• Café stupéfiant

    Café stupéfiant

     

    Tout le monde le sait, le café est une sorte de stupéfiant. En tout cas, il est psychoactif. Mon compagnon dit que son absorption lui provoque un flash d’énergie et de vision claire. Je me suis longtemps raconté que boire du café m’était devenu nécessaire quand, dans mon premier poste je me suis rendue compte que je m’endormais sur mon bureau pendant la digestion du repas de midi. La cafeteria était à deux pas, tentante. J’ai essayé et adopté alors cette substance amère qu’enfant je détestais. L’habitude, le rite, ont fait le reste et j’ai raconté cette histoire à l’occasion.

    Il y a quelques années, le moment du café était devenu double.
    Avant de partir travailler, au café du coin, entre les machines vrombissantes, avec un bouquin. Quelques minutes avant le sérieux, voire le pensum du jour. Une amie me disait ne pas comprendre pourquoi cet endroit, malcommode finalement. Je ne sais pas. Il faisait cocon et le bourdonnement des machines sans doute le rendait étanche, clôturant l’espace. Nous étions aussi très peu nombreux dans ce lieu à cette heure. J’y étais à peu près seule et protégée.
    Pendant la matinée, le sacro-saint café de 10h rassemblait les volontaires et les invités pour un quart d’heure de discussion à bâtons très rompus, du professionnel au culturel en passant par le politique.

    Puis j’ai quitté l’univers du travail et le café est devenu le centre du matin. Je me rendais dans le centre ville, en plein centre, le centre du centre, en marchant. Promenade matinale par tous les temps, succédané de parcours vers le travail. Les habitués, le petit coin près de la fenêtre où je me logeais, la cordialité bourrue du serveur, tout contribuait à mon isolement chaleureux. Le lieu lui-même, beau sans trop, fait pour l’usage. Discussions chopées au hasard : l’intellectuel, grand lecteur qui lit des bouquins de Gallimard dans la collection blanche et convie ses amis à discuter littérature ; le monsieur qui fait un peu peuple mais distingué quand même et qui parle foot avec le serveur. Images d’Epinal du café français. Si réconfortantes. Le rite était devenu si inscrit dans ma journée que je ne parvenais pas à penser utiliser ma matinée autrement : arrivée à 10h, je restais une bonne heure, rentrant chez moi pour l’heure de préparer le repas. Ne pas aller travailler, aller lire au café c’était devenu l’équation obligée de mon temps matinal, avec toutefois l’entorse du jeudi, jour du psy où je filais du café (un autre, plus près du cabinet) après un petit moment seulement. Je rentrais après la séance, ravie, rassérénée et un peu hébétée, perdue dans mes pensées qui coulaient avec le courant scintillant de l’eau du Rhône.

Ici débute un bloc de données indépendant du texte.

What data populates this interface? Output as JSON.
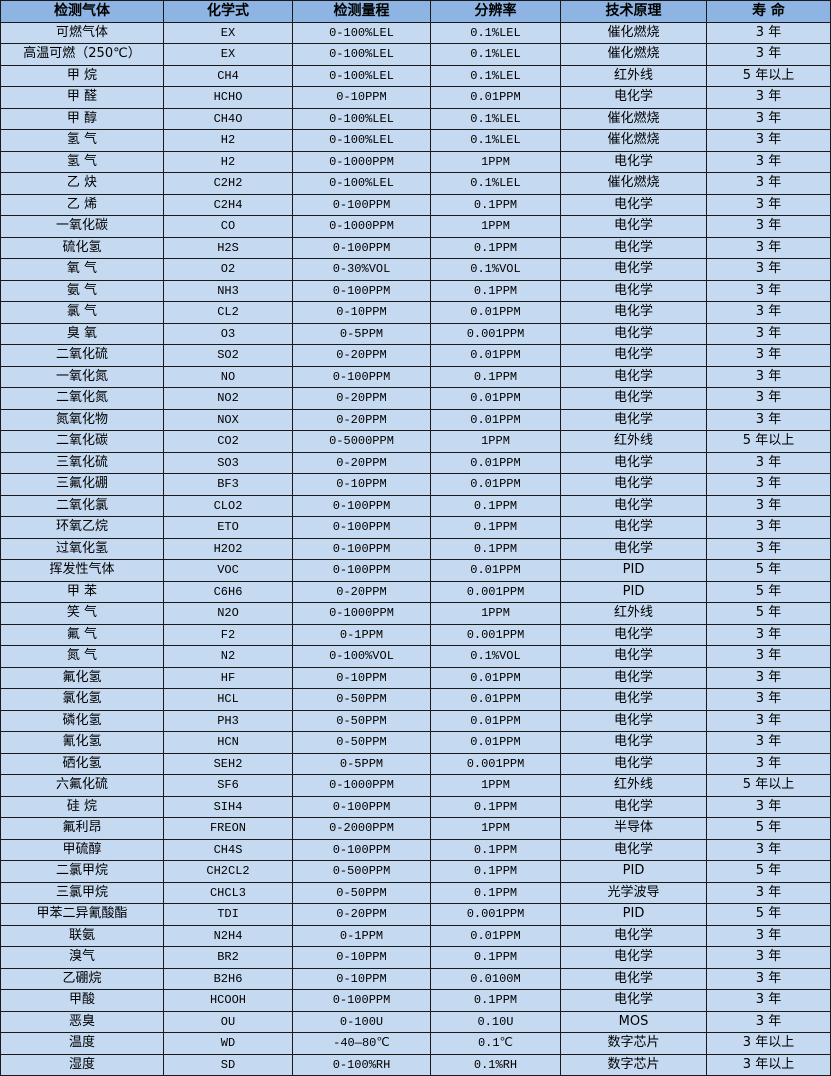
{
  "table": {
    "headers": [
      "检测气体",
      "化学式",
      "检测量程",
      "分辨率",
      "技术原理",
      "寿 命"
    ],
    "rows": [
      [
        "可燃气体",
        "EX",
        "0-100%LEL",
        "0.1%LEL",
        "催化燃烧",
        "3 年"
      ],
      [
        "高温可燃（250℃）",
        "EX",
        "0-100%LEL",
        "0.1%LEL",
        "催化燃烧",
        "3 年"
      ],
      [
        "甲 烷",
        "CH4",
        "0-100%LEL",
        "0.1%LEL",
        "红外线",
        "5 年以上"
      ],
      [
        "甲 醛",
        "HCHO",
        "0-10PPM",
        "0.01PPM",
        "电化学",
        "3 年"
      ],
      [
        "甲 醇",
        "CH4O",
        "0-100%LEL",
        "0.1%LEL",
        "催化燃烧",
        "3 年"
      ],
      [
        "氢 气",
        "H2",
        "0-100%LEL",
        "0.1%LEL",
        "催化燃烧",
        "3 年"
      ],
      [
        "氢 气",
        "H2",
        "0-1000PPM",
        "1PPM",
        "电化学",
        "3 年"
      ],
      [
        "乙 炔",
        "C2H2",
        "0-100%LEL",
        "0.1%LEL",
        "催化燃烧",
        "3 年"
      ],
      [
        "乙 烯",
        "C2H4",
        "0-100PPM",
        "0.1PPM",
        "电化学",
        "3 年"
      ],
      [
        "一氧化碳",
        "CO",
        "0-1000PPM",
        "1PPM",
        "电化学",
        "3 年"
      ],
      [
        "硫化氢",
        "H2S",
        "0-100PPM",
        "0.1PPM",
        "电化学",
        "3 年"
      ],
      [
        "氧 气",
        "O2",
        "0-30%VOL",
        "0.1%VOL",
        "电化学",
        "3 年"
      ],
      [
        "氨 气",
        "NH3",
        "0-100PPM",
        "0.1PPM",
        "电化学",
        "3 年"
      ],
      [
        "氯 气",
        "CL2",
        "0-10PPM",
        "0.01PPM",
        "电化学",
        "3 年"
      ],
      [
        "臭 氧",
        "O3",
        "0-5PPM",
        "0.001PPM",
        "电化学",
        "3 年"
      ],
      [
        "二氧化硫",
        "SO2",
        "0-20PPM",
        "0.01PPM",
        "电化学",
        "3 年"
      ],
      [
        "一氧化氮",
        "NO",
        "0-100PPM",
        "0.1PPM",
        "电化学",
        "3 年"
      ],
      [
        "二氧化氮",
        "NO2",
        "0-20PPM",
        "0.01PPM",
        "电化学",
        "3 年"
      ],
      [
        "氮氧化物",
        "NOX",
        "0-20PPM",
        "0.01PPM",
        "电化学",
        "3 年"
      ],
      [
        "二氧化碳",
        "CO2",
        "0-5000PPM",
        "1PPM",
        "红外线",
        "5 年以上"
      ],
      [
        "三氧化硫",
        "SO3",
        "0-20PPM",
        "0.01PPM",
        "电化学",
        "3 年"
      ],
      [
        "三氟化硼",
        "BF3",
        "0-10PPM",
        "0.01PPM",
        "电化学",
        "3 年"
      ],
      [
        "二氧化氯",
        "CLO2",
        "0-100PPM",
        "0.1PPM",
        "电化学",
        "3 年"
      ],
      [
        "环氧乙烷",
        "ETO",
        "0-100PPM",
        "0.1PPM",
        "电化学",
        "3 年"
      ],
      [
        "过氧化氢",
        "H2O2",
        "0-100PPM",
        "0.1PPM",
        "电化学",
        "3 年"
      ],
      [
        "挥发性气体",
        "VOC",
        "0-100PPM",
        "0.01PPM",
        "PID",
        "5 年"
      ],
      [
        "甲 苯",
        "C6H6",
        "0-20PPM",
        "0.001PPM",
        "PID",
        "5 年"
      ],
      [
        "笑 气",
        "N2O",
        "0-1000PPM",
        "1PPM",
        "红外线",
        "5 年"
      ],
      [
        "氟 气",
        "F2",
        "0-1PPM",
        "0.001PPM",
        "电化学",
        "3 年"
      ],
      [
        "氮 气",
        "N2",
        "0-100%VOL",
        "0.1%VOL",
        "电化学",
        "3 年"
      ],
      [
        "氟化氢",
        "HF",
        "0-10PPM",
        "0.01PPM",
        "电化学",
        "3 年"
      ],
      [
        "氯化氢",
        "HCL",
        "0-50PPM",
        "0.01PPM",
        "电化学",
        "3 年"
      ],
      [
        "磷化氢",
        "PH3",
        "0-50PPM",
        "0.01PPM",
        "电化学",
        "3 年"
      ],
      [
        "氰化氢",
        "HCN",
        "0-50PPM",
        "0.01PPM",
        "电化学",
        "3 年"
      ],
      [
        "硒化氢",
        "SEH2",
        "0-5PPM",
        "0.001PPM",
        "电化学",
        "3 年"
      ],
      [
        "六氟化硫",
        "SF6",
        "0-1000PPM",
        "1PPM",
        "红外线",
        "5 年以上"
      ],
      [
        "硅 烷",
        "SIH4",
        "0-100PPM",
        "0.1PPM",
        "电化学",
        "3 年"
      ],
      [
        "氟利昂",
        "FREON",
        "0-2000PPM",
        "1PPM",
        "半导体",
        "5 年"
      ],
      [
        "甲硫醇",
        "CH4S",
        "0-100PPM",
        "0.1PPM",
        "电化学",
        "3 年"
      ],
      [
        "二氯甲烷",
        "CH2CL2",
        "0-500PPM",
        "0.1PPM",
        "PID",
        "5 年"
      ],
      [
        "三氯甲烷",
        "CHCL3",
        "0-50PPM",
        "0.1PPM",
        "光学波导",
        "3 年"
      ],
      [
        "甲苯二异氰酸酯",
        "TDI",
        "0-20PPM",
        "0.001PPM",
        "PID",
        "5 年"
      ],
      [
        "联氨",
        "N2H4",
        "0-1PPM",
        "0.01PPM",
        "电化学",
        "3 年"
      ],
      [
        "溴气",
        "BR2",
        "0-10PPM",
        "0.1PPM",
        "电化学",
        "3 年"
      ],
      [
        "乙硼烷",
        "B2H6",
        "0-10PPM",
        "0.0100M",
        "电化学",
        "3 年"
      ],
      [
        "甲酸",
        "HCOOH",
        "0-100PPM",
        "0.1PPM",
        "电化学",
        "3 年"
      ],
      [
        "恶臭",
        "OU",
        "0-100U",
        "0.10U",
        "MOS",
        "3 年"
      ],
      [
        "温度",
        "WD",
        "-40—80℃",
        "0.1℃",
        "数字芯片",
        "3 年以上"
      ],
      [
        "湿度",
        "SD",
        "0-100%RH",
        "0.1%RH",
        "数字芯片",
        "3 年以上"
      ]
    ]
  },
  "colors": {
    "header_bg": "#8db4e2",
    "row_bg": "#c5d9f1",
    "border": "#1a1a1a"
  }
}
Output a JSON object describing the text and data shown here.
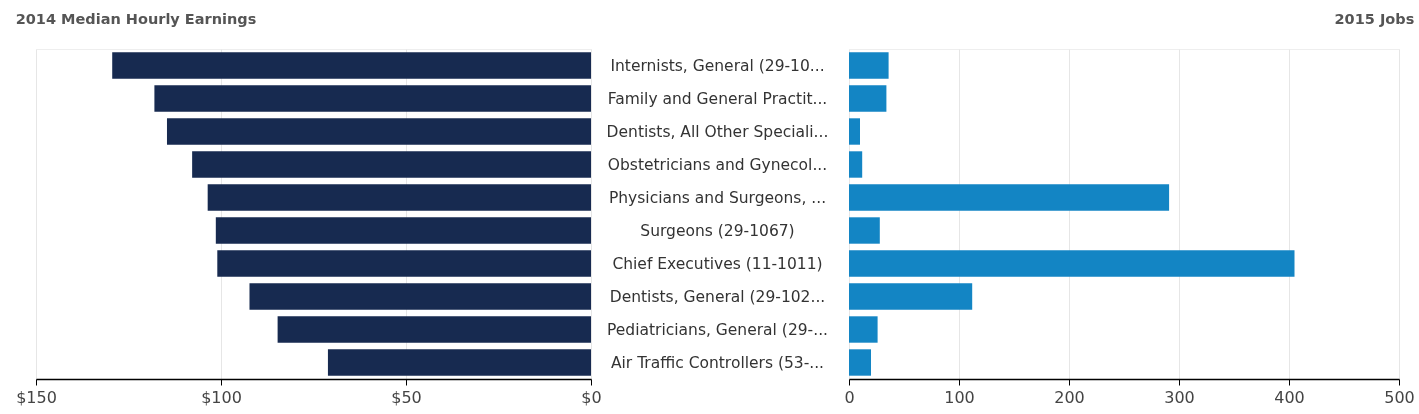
{
  "chart_data": [
    {
      "type": "bar",
      "orientation": "horizontal",
      "title": "2014 Median Hourly Earnings",
      "categories": [
        "Internists, General (29-10...",
        "Family and General Practit...",
        "Dentists, All Other Speciali...",
        "Obstetricians and Gynecol...",
        "Physicians and Surgeons, ...",
        "Surgeons (29-1067)",
        "Chief Executives (11-1011)",
        "Dentists, General (29-102...",
        "Pediatricians, General (29-...",
        "Air Traffic Controllers (53-..."
      ],
      "values": [
        129.4,
        118.0,
        114.6,
        107.8,
        103.6,
        101.4,
        101.0,
        92.3,
        84.7,
        71.1
      ],
      "color": "#172a50",
      "xlim": [
        150,
        0
      ],
      "xticks": [
        {
          "value": 150,
          "label": "$150"
        },
        {
          "value": 100,
          "label": "$100"
        },
        {
          "value": 50,
          "label": "$50"
        },
        {
          "value": 0,
          "label": "$0"
        }
      ],
      "grid": "x"
    },
    {
      "type": "bar",
      "orientation": "horizontal",
      "title": "2015 Jobs",
      "categories": [
        null,
        null,
        null,
        null,
        null,
        null,
        null,
        null,
        null,
        null
      ],
      "values": [
        36,
        34,
        10,
        12,
        291,
        28,
        405,
        112,
        26,
        20
      ],
      "color": "#1385c4",
      "xlim": [
        0,
        500
      ],
      "xticks": [
        0,
        100,
        200,
        300,
        400,
        500
      ],
      "grid": "x",
      "tick_labels": "x"
    }
  ]
}
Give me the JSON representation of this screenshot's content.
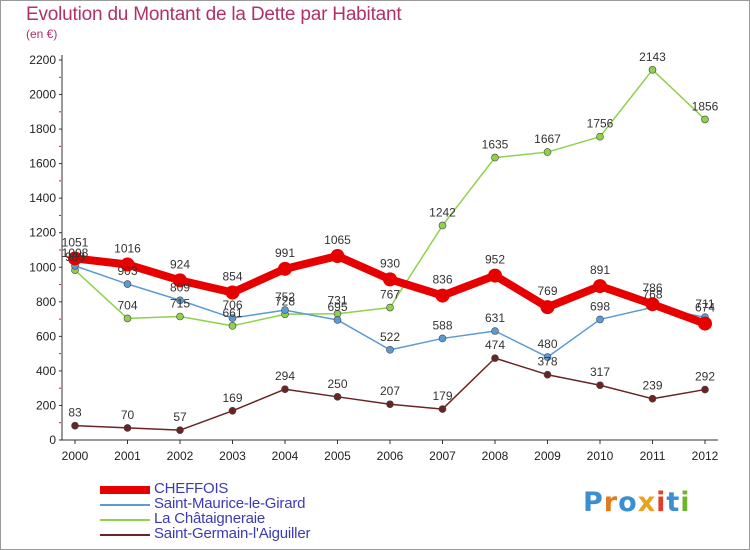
{
  "chart_data": {
    "type": "line",
    "title": "Evolution du Montant de la Dette par Habitant",
    "subtitle": "(en €)",
    "xlabel": "",
    "ylabel": "",
    "x": [
      "2000",
      "2001",
      "2002",
      "2003",
      "2004",
      "2005",
      "2006",
      "2007",
      "2008",
      "2009",
      "2010",
      "2011",
      "2012"
    ],
    "ylim": [
      0,
      2200
    ],
    "yticks": [
      0,
      200,
      400,
      600,
      800,
      1000,
      1200,
      1400,
      1600,
      1800,
      2000,
      2200
    ],
    "grid": false,
    "legend_position": "bottom-left",
    "series": [
      {
        "name": "CHEFFOIS",
        "color": "#e60000",
        "values": [
          1051,
          1016,
          924,
          854,
          991,
          1065,
          930,
          836,
          952,
          769,
          891,
          786,
          674
        ]
      },
      {
        "name": "Saint-Maurice-le-Girard",
        "color": "#5b9bd5",
        "values": [
          1008,
          903,
          809,
          706,
          752,
          695,
          522,
          588,
          631,
          480,
          698,
          768,
          711
        ]
      },
      {
        "name": "La Châtaigneraie",
        "color": "#8ed14a",
        "values": [
          983,
          704,
          715,
          661,
          728,
          731,
          767,
          1242,
          1635,
          1667,
          1756,
          2143,
          1856
        ]
      },
      {
        "name": "Saint-Germain-l'Aiguiller",
        "color": "#6b2424",
        "values": [
          83,
          70,
          57,
          169,
          294,
          250,
          207,
          179,
          474,
          378,
          317,
          239,
          292
        ]
      }
    ],
    "labels": [
      [
        "1051",
        "1016",
        "924",
        "854",
        "991",
        "1065",
        "930",
        "836",
        "952",
        "769",
        "891",
        "786",
        "674"
      ],
      [
        "1008",
        "903",
        "809",
        "706",
        "752",
        "695",
        "522",
        "588",
        "631",
        "480",
        "698",
        "768",
        "711"
      ],
      [
        "983",
        "704",
        "715",
        "661",
        "728",
        "731",
        "767",
        "1242",
        "1635",
        "1667",
        "1756",
        "2143",
        "1856"
      ],
      [
        "83",
        "70",
        "57",
        "169",
        "294",
        "250",
        "207",
        "179",
        "474",
        "378",
        "317",
        "239",
        "292"
      ]
    ]
  },
  "logo": {
    "letters": [
      "P",
      "r",
      "o",
      "x",
      "i",
      "t",
      "i"
    ]
  }
}
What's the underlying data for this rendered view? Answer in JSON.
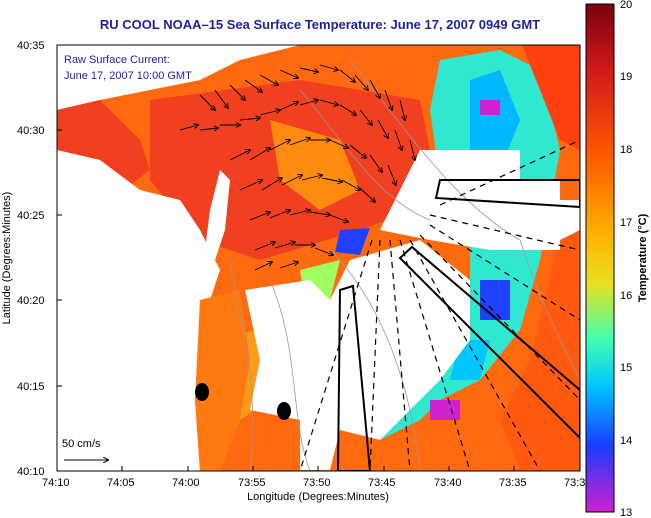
{
  "title": "RU COOL   NOAA–15  Sea Surface Temperature:  June 17, 2007 0949 GMT",
  "current_legend": {
    "line1": "Raw Surface Current:",
    "line2": "June 17, 2007 10:00 GMT",
    "scale_label": "50 cm/s"
  },
  "x_axis": {
    "label": "Longitude (Degrees:Minutes)",
    "ticks": [
      "74:10",
      "74:05",
      "74:00",
      "73:55",
      "73:50",
      "73:45",
      "73:40",
      "73:35",
      "73:3"
    ]
  },
  "y_axis": {
    "label": "Latitude (Degrees:Minutes)",
    "ticks": [
      "40:35",
      "40:30",
      "40:25",
      "40:20",
      "40:15",
      "40:10"
    ]
  },
  "colorbar": {
    "label": "Temperature (°C)",
    "ticks": [
      "20",
      "19",
      "18",
      "17",
      "16",
      "15",
      "14",
      "13"
    ],
    "colors": [
      "#7a0010",
      "#d01a1a",
      "#ff5a00",
      "#ffb000",
      "#e8e020",
      "#40ffb0",
      "#00c8ff",
      "#1a3cff",
      "#d020d0"
    ]
  }
}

    Puis le confinement nous est tombé dessus sans crier gare. Comment transformer cette expérience, renouveler ce rite ? En le reproduisant indoor. J’ai donc repris seule et dans mon chez moi une expérience ‘café plus lecture’ qui s’est avérée tout aussi addictive et collante à mon temps libre.

    Récemment, coup de théâtre dans le landernau, de façon presque concomittante à la mort de ma tante, je n’ai plus eu de goût pour le café, qui m’a semblé soudain démesurément amer, comme dans mon enfance, et m’a occasionné des irritations intestinales. Depuis, je n’en bois plus, ou exceptionnellement, ‘pour voir’, chez des amis. Mais ce que je ‘vois’ alors n’a rien de commun avec ce que j’ai pu ressentir il y a de cela seulement quelques semaines. Un chaud breuvage un peu amer (moins que le mien quand même) qui ne me fait plus vraiment ‘ni chaud ni froid’. La magie du café a cessé… pour le moment.
    Et je me demande, le nez plongé dans la chicorée, si je n’ai pas inventé mon besoin de café, puis mon goût pour le café pour ce qu’il me rappelait de la culture familiale, par exemple, celle qui a fini de s’enfuir avec ma tante. Il n’aurait pas été un réveilleur d’après repas mais plutôt un lien avec le sud, avec le midi comme on dit chez nous. Cet endroit où j’avais laissé une partie de moi qui transparaissait dans le geste de boire et le goût du café. Et voilà qu’il se peut bien que j’aie récupéré cette partie… et perdu le café.

    Désormais, je bois ma chicorée comme un substitut moins encombrant, moins exigeant, qui laisse la place à d’autres activités que ‘café-lecture’. Bref, en voie de perdre l’assuétude à l’univers du café, comme, par force, j’ai dû perdre pour un temps l’habitude du lieu où on le boit. Et celui-là, il me manque bien davantage, comme un lien aussi mais avec les partenaires de l’âge adulte, avec mes égaux en humanité sociable.